Só agora o Palma tomava consciência da delicada situação em que se encontrava! Tiritando com frio, descalço, e em pelão como Deus o mandou ao mundo, olhava para a madrugada que rompia, enquanto se apercebia que seria já impossível percorrer naquele estado, antes de amanhecer, a légua que o separava do Monte. A única hipótese seria convencer o moiral do lavrador Teixeira, que dormia junto ao gado, nas alturas da Herdade do Pontal, a ir buscar-lhe a roupa ao Monte.
Enquanto se dirigia para a malhada do gado, pensava como era agora bem maior a distância que o separava do cobiçado macho. O dinheiro que tinha empatado na carga de café que agora estava nas mãos do cabo Rocha, no Posto da Grandaça, tinha-o conseguido juntar á custa do suor derramado nas temporadas de ceifas e lavoura, á do lavrador Teixeira.
Conhecera a voz do cabo Rocha, quando há pouco lhe berrara que parasse e quase lhe deitara os galapos. Embora morassem paredes-meias, nunca gramara aquele cabrão daquele bimbo, que há alguns anos viera das brenhas trasmontanas. O facto da Adelaide, a quem na altura arrastava a asa havia já algum tempo, se ter atirado como um pisco a um bicho de esteva, quando o Rocha lhe acenou, foi uma que lhe ficou atravessada. E agora ainda mais esta! Mas um dia havia de pagá-las… oh se havia! Passaria a salto para a França, quando o Parrinha lhe arranjasse o trabalho há muito prometido. Nessa altura, o Rocha pagava-as todas juntas, porque ia mamar a maior gramadura da vida dele. Tão certo como ele chamar-se Palma! 
Nesse dia o Palma tinha constatado que um azar nunca vem só porque, quando chegou à malhada do gado, verificara que o moiral do lavrador Teixeira tinha as ovelhas na rede e fora dormir a casa. O Palma não teve outro remédio senão por-se a caminho do Monte. Recordava agora com algum divertimento, a humilhação que sofrera nessa manhã, quando à entrada de uma azinhaga no Monte dera de caras com a Ti Benvinda a caminhar na sua direção.
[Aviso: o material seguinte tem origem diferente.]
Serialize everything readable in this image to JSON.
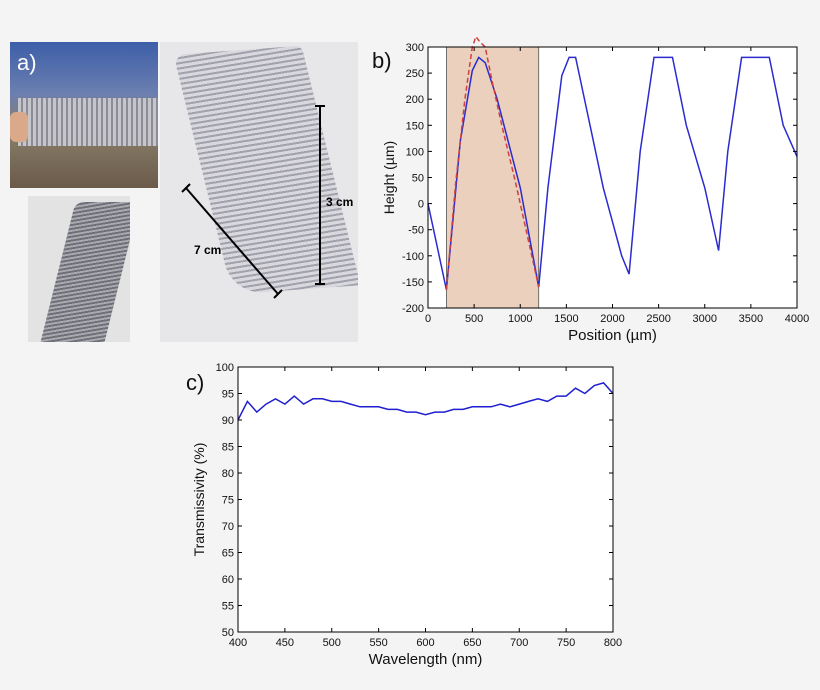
{
  "panels": {
    "a": {
      "label": "a)",
      "dim_vertical": "3 cm",
      "dim_horizontal": "7 cm"
    },
    "b": {
      "label": "b)"
    },
    "c": {
      "label": "c)"
    }
  },
  "chart_data": [
    {
      "id": "b",
      "type": "line",
      "xlabel": "Position (µm)",
      "ylabel": "Height (µm)",
      "xlim": [
        0,
        4000
      ],
      "ylim": [
        -200,
        300
      ],
      "xticks": [
        0,
        500,
        1000,
        1500,
        2000,
        2500,
        3000,
        3500,
        4000
      ],
      "yticks": [
        -200,
        -150,
        -100,
        -50,
        0,
        50,
        100,
        150,
        200,
        250,
        300
      ],
      "grid": false,
      "highlight_region": {
        "x": [
          200,
          1200
        ],
        "color": "#ead0bd"
      },
      "series": [
        {
          "style": "solid",
          "color": "#2b2bd0",
          "x": [
            0,
            200,
            350,
            480,
            550,
            620,
            750,
            1000,
            1200,
            1300,
            1450,
            1530,
            1600,
            1720,
            1900,
            2100,
            2180,
            2300,
            2450,
            2650,
            2800,
            3000,
            3150,
            3250,
            3400,
            3700,
            3850,
            4000
          ],
          "y": [
            0,
            -165,
            120,
            255,
            280,
            270,
            200,
            30,
            -160,
            30,
            245,
            280,
            280,
            180,
            30,
            -100,
            -135,
            100,
            280,
            280,
            150,
            30,
            -90,
            100,
            280,
            280,
            150,
            90
          ]
        },
        {
          "style": "dashed",
          "color": "#d04040",
          "x": [
            200,
            300,
            400,
            480,
            520,
            560,
            620,
            700,
            800,
            950,
            1100,
            1200
          ],
          "y": [
            -165,
            40,
            200,
            300,
            320,
            310,
            300,
            230,
            150,
            40,
            -80,
            -160
          ]
        }
      ]
    },
    {
      "id": "c",
      "type": "line",
      "xlabel": "Wavelength (nm)",
      "ylabel": "Transmissivity (%)",
      "xlim": [
        400,
        800
      ],
      "ylim": [
        50,
        100
      ],
      "xticks": [
        400,
        450,
        500,
        550,
        600,
        650,
        700,
        750,
        800
      ],
      "yticks": [
        50,
        55,
        60,
        65,
        70,
        75,
        80,
        85,
        90,
        95,
        100
      ],
      "grid": false,
      "series": [
        {
          "color": "#1f1fd0",
          "x": [
            400,
            410,
            420,
            430,
            440,
            450,
            460,
            470,
            480,
            490,
            500,
            510,
            520,
            530,
            540,
            550,
            560,
            570,
            580,
            590,
            600,
            610,
            620,
            630,
            640,
            650,
            660,
            670,
            680,
            690,
            700,
            710,
            720,
            730,
            740,
            750,
            760,
            770,
            780,
            790,
            800
          ],
          "y": [
            90,
            93.5,
            91.5,
            93,
            94,
            93,
            94.5,
            93,
            94,
            94,
            93.5,
            93.5,
            93,
            92.5,
            92.5,
            92.5,
            92,
            92,
            91.5,
            91.5,
            91,
            91.5,
            91.5,
            92,
            92,
            92.5,
            92.5,
            92.5,
            93,
            92.5,
            93,
            93.5,
            94,
            93.5,
            94.5,
            94.5,
            96,
            95,
            96.5,
            97,
            95
          ]
        }
      ]
    }
  ]
}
Na altura, enquanto corria em direção à sua casa que já estava perto, tinha gritado para a mulher: - Ti Benvinda! Você agora não é bem vinda... vire a cara para o lado que o badalo vai batendo a um lado e  ao outro!"
- Virando novamente a atenção para o rio, o Palma reparou que a lancha tinha passado já a zona do posto e seguia, com o mesmo ritmo, em frente ao Vale dos Condes, não demorando muito a desaparecer na curva do Abrigo. Era provavelmente um pescador que regressava da faina da pesca e se dirigia a Alcoutim ou Sanlúcar ou, quem sabe, que transportara para a outra banda, alguns contrabandistas e respetivas cargas. O certo é que os guardas haviam arrepiado caminho e estavam a chegar novamente ao Posto, não tendo importunado o solitário barqueiro, que provavelmente nem se apercebeu das atenções que tinha despertado.
O Palma guardou no alforge a taleiga do almoço, tirou as cevadeiras aos burros e voltou a prendê-los no arado. Até ao pôr do sol, enquanto o arado rasgava a terra lentamente, num vai e vem incansável, iria manter com os burros uma guerreia contínua, berrando em voz alta todos os adjetivos do seu vasto vocabulário, em matéria de injúrias, enquanto pensava no cabo Rocha.